George Russell and Lewis Hamilton qualified sixth and eighth respectively for Sunday’s race. Russell was 1.031% of pole position compared to 0.817% last weekend in Barcelona.
“We haven’t had porpoising returning, we have bottoming out,” said Wolff.
“We’re just hitting the ground in a very different way, the car is too stiff, too low. And it’s just the same gap like it was in qualifying in Barcelona.
“So it’s probably realistic where we ended up. The car is good for fifth and sixth and [Lando] Norris beat us to it. But we shouldn’t have expected any miracles, particularly here in Monaco.”
Hamilton reported after qualifying that he found the bouncing to be less of a problem today, but suggested it came at the expense of car pace.
When asked about this by The Race, he said “it felt like we improved the car in terms of bouncing, but we were slower”.
Hamilton particularly struggled with the ride yesterday, but according to Mercedes trackside engineering director Andrew Shovlin the ride has been one of the “big areas that we’ve been focused on” after Friday.

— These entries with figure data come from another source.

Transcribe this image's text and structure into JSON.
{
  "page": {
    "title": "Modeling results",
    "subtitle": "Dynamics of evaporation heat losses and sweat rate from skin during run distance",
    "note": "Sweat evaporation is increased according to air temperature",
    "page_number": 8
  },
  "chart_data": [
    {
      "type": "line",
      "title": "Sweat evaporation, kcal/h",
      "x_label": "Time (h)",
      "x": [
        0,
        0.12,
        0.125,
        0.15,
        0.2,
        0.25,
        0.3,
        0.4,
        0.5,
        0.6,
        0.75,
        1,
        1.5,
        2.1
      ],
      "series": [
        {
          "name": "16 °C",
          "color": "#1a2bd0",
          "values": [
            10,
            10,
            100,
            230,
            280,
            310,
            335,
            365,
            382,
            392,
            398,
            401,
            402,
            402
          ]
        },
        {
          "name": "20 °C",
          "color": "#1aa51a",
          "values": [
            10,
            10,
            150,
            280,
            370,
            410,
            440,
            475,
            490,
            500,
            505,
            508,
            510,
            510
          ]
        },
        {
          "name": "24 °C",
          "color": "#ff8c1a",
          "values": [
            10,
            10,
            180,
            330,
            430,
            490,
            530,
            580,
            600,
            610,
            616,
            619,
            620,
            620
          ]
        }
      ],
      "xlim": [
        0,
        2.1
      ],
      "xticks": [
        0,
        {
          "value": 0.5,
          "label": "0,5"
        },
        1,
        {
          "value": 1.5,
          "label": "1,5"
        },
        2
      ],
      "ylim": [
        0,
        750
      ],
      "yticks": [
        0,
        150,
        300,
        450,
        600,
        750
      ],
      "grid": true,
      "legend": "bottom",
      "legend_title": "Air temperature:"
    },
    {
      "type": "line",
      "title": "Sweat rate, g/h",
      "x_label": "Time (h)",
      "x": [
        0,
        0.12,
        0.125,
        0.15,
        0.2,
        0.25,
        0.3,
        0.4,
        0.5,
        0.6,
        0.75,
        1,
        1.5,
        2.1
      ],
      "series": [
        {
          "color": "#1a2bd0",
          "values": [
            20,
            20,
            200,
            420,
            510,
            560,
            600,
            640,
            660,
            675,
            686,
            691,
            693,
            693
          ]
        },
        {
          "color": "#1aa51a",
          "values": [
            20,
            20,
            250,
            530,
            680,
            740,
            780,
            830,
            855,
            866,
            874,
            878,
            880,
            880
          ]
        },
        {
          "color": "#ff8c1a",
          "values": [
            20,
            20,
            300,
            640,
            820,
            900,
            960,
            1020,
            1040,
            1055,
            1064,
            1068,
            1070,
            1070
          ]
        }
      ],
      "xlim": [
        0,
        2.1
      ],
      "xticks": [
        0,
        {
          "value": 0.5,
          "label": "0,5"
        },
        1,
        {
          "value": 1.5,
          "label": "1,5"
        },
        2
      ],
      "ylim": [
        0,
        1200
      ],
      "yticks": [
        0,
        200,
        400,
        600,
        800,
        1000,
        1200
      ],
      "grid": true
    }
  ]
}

Wolff indicated that he does not believe its Monaco struggles indicate that Barcelona was a circuit-specific improvement, instead suggesting that this unique track created challenges that always meant it was likely to struggle here.
“You can say what are the lessons that we learned in Barcelona and how do they apply to Monaco and the answer is there’s just nothing because it’s so different,” said Wolff.
“I don’t know whether this is now self-managing my expectations, but I would say that us being here where we are with George is probably realistic, or better than what I would have expected from Monaco.
“Even though we can’t be happy with such performance, it is where we are. It could have been worse, in my opinion.”
Russell echoed Wolff’s viewpoint, suggesting that the team did get the best out of the car in qualifying.
He pointed to the car’s strengths in terms of straightline speed and faster corners in Barcelona as not applying in Monaco.
“The ride of the car has been our biggest limitation all weekend and while P6 is not a result to be celebrating, I think we pretty much maximised it out there with the package we have,” said Russell.
“The team has worked incredibly hard to give us the most compliant set-up possible, but we saw in Barcelona that our strengths were speed on the straights and the high-speed corners – and there’s none of either in Monaco.
“So looking at it objectively, there’s no reason we should be any higher up today.
Mercedes s hoping to be stronger on race pace, as was the case in Barcelona.
There, it was well off the pace of Ferrari and Red Bull in qualifying, but much stronger in race conditions – although given the difficult of overtaking in Monaco that could be of limited use on Sunday.